I'm new to Java and have to compile lexer from the arithmetic exression for further calculation. I found useful code to check, but there is one problem while analizing string. When i have something like: 5-9.3 it determines as:
NUMBER 5
NUMBER -9.3
instead of
NUMBER 5
ADDSUBSTR -
NUMBER 9.3
Don't know how to fix it. Would appreciate your help. Want to solve it because it would be harder to cope with it while calculating. And sorry for my awful typesetting.
public class Lexer {
public static enum TokenType {
NUMBER("[-+]?[0-9]*\\.?[0-9]+([eE][-+]?[0-9]+)?"), ADDSUBSTR("[+|-]"), DIVMULT ("[/|*]"), WHITESPACE("[ \t\f\r\n]+");
public final String pattern;
private TokenType(String pattern) {
this.pattern = pattern;
}
}
public static class Token {
public TokenType token;
public String data;
public Token (TokenType token, String data) {
this.token = token;
this.data = data;
}
@Override
public String toString() {
return String.format("%s %s", token.name(), data);
}
}
public static ArrayList<Token> lexer(String s) {
ArrayList<Token> tokens = new ArrayList<>();
StringBuffer tokenBuffer = new StringBuffer();
for (TokenType tokenType : TokenType.values())

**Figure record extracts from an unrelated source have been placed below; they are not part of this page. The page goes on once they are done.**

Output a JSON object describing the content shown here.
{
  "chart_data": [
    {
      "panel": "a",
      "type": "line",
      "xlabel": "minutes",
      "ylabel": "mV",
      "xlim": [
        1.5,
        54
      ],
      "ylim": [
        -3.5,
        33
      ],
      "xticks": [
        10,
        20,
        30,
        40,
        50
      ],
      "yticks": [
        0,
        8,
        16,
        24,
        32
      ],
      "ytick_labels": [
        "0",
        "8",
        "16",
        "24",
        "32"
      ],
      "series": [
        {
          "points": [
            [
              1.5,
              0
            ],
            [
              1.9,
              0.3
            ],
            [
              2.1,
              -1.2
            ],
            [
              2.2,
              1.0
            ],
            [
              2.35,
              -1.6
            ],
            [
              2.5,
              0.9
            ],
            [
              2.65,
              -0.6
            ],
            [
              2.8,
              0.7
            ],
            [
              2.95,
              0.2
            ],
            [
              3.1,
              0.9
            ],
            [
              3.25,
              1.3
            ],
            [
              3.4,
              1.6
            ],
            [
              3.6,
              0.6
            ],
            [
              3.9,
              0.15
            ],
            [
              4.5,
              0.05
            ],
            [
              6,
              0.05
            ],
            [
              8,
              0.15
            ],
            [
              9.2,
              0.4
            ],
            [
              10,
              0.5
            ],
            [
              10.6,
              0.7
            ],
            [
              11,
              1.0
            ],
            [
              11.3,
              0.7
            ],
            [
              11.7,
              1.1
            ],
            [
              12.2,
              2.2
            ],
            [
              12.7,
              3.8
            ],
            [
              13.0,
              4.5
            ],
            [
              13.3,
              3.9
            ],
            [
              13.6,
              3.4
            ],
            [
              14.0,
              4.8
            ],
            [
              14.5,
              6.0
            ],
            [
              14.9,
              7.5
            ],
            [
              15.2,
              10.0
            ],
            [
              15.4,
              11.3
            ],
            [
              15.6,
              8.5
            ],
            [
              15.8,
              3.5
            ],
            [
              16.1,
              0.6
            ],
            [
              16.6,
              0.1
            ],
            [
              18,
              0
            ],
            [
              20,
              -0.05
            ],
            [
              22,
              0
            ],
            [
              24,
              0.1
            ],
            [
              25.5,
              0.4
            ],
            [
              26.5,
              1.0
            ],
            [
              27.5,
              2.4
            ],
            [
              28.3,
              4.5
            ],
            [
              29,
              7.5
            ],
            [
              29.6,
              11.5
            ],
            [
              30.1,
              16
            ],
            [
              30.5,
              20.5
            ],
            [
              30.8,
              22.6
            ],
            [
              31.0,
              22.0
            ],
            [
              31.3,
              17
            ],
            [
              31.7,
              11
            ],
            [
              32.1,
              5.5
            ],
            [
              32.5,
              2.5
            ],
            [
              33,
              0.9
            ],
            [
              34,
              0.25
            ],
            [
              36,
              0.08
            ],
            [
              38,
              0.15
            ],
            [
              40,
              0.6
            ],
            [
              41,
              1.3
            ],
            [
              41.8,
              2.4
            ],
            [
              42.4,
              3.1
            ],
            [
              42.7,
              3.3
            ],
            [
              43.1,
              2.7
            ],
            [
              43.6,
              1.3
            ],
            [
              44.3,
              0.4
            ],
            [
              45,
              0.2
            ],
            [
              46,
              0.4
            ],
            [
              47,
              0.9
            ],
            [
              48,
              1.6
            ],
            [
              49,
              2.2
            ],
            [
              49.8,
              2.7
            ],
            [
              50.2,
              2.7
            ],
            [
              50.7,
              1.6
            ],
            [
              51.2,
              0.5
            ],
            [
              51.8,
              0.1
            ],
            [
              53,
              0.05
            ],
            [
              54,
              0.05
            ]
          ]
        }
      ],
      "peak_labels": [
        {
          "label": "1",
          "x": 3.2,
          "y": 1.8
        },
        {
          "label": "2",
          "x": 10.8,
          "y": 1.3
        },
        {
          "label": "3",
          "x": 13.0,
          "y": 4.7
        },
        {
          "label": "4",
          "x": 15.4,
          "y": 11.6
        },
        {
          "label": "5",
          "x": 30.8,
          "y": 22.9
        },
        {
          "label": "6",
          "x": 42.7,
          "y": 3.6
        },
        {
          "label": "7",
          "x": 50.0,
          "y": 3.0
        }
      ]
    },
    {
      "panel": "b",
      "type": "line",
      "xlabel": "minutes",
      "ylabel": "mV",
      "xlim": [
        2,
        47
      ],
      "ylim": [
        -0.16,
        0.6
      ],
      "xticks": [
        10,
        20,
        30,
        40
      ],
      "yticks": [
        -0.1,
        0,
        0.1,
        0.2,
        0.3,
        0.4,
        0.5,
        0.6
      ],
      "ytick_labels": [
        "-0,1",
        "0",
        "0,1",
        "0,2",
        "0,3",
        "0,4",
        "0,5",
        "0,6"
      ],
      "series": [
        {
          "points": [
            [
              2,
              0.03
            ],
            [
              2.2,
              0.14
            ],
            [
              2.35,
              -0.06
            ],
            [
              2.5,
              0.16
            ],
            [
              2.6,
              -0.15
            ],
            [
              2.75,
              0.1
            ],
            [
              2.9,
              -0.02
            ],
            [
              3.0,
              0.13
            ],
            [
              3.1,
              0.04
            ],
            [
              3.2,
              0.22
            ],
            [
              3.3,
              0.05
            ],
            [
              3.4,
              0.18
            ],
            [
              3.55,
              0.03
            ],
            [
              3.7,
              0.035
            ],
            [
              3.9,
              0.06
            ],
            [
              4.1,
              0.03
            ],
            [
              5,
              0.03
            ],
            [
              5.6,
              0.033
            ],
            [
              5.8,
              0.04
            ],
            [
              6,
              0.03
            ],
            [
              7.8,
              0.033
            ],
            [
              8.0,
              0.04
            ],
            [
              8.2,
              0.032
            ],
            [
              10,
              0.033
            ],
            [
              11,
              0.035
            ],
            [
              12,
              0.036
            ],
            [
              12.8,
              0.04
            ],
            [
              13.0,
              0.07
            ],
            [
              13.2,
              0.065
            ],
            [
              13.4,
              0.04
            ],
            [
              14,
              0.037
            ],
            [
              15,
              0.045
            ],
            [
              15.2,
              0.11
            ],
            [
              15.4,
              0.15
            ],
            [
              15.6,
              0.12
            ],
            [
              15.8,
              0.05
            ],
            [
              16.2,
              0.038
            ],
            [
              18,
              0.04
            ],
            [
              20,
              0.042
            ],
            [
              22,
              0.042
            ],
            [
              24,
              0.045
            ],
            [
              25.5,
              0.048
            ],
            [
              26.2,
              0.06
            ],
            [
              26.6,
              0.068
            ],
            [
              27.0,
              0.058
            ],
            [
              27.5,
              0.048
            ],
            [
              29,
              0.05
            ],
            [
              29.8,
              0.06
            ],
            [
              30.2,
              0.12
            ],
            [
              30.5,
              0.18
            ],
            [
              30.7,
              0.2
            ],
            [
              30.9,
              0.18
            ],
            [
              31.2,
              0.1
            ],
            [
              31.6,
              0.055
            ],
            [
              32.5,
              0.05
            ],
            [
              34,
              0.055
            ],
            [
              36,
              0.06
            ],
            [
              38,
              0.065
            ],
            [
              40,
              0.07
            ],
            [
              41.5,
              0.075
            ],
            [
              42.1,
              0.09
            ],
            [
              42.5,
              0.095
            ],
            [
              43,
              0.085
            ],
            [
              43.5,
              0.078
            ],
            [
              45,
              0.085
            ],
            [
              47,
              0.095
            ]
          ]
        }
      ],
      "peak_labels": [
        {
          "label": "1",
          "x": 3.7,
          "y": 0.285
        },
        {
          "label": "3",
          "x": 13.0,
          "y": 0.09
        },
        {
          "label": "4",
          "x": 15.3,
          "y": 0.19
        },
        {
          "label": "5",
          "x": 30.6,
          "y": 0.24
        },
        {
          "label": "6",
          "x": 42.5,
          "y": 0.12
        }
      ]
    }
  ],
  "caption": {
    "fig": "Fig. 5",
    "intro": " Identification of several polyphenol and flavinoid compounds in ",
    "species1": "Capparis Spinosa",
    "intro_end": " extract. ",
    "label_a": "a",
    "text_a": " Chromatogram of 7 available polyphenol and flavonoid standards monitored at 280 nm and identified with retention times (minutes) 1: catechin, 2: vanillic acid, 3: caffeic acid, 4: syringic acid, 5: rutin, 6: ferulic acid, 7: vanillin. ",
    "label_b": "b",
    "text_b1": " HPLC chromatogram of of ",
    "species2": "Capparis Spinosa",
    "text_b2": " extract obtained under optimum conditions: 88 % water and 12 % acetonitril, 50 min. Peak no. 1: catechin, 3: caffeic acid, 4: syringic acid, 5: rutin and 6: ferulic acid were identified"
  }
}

tokenBuffer.append(String.format("|(?<%s>%s)", tokenType.name(), tokenType.pattern));
Pattern tokenPatterns = Pattern.compile(new String(tokenBuffer.substring(1)));
Matcher matcher = tokenPatterns.matcher(s);
while (matcher.find()) {
if (matcher.group(TokenType.NUMBER.name()) != null) {
tokens.add(new Token(TokenType.NUMBER, matcher.group(TokenType.NUMBER.name())));
}
else if (matcher.group(TokenType.ADDSUBSTR.name()) != null) {
tokens.add(new Token(TokenType.ADDSUBSTR, matcher.group(TokenType.ADDSUBSTR.name())));
}
else if (matcher.group(TokenType.DIVMULT.name()) != null) {
tokens.add(new Token(TokenType.DIVMULT, matcher.group(TokenType.DIVMULT.name())));
}
else if (matcher.group(TokenType.WHITESPACE.name()) != null);
}
return tokens;
}
public static void main(String[] args) {
try (Scanner in = new Scanner(System.in)) {
String input = in.nextLine();
ArrayList<Token> tokens = lexer(input);
for (Token token : tokens)
System.out.println(token);
}
}
}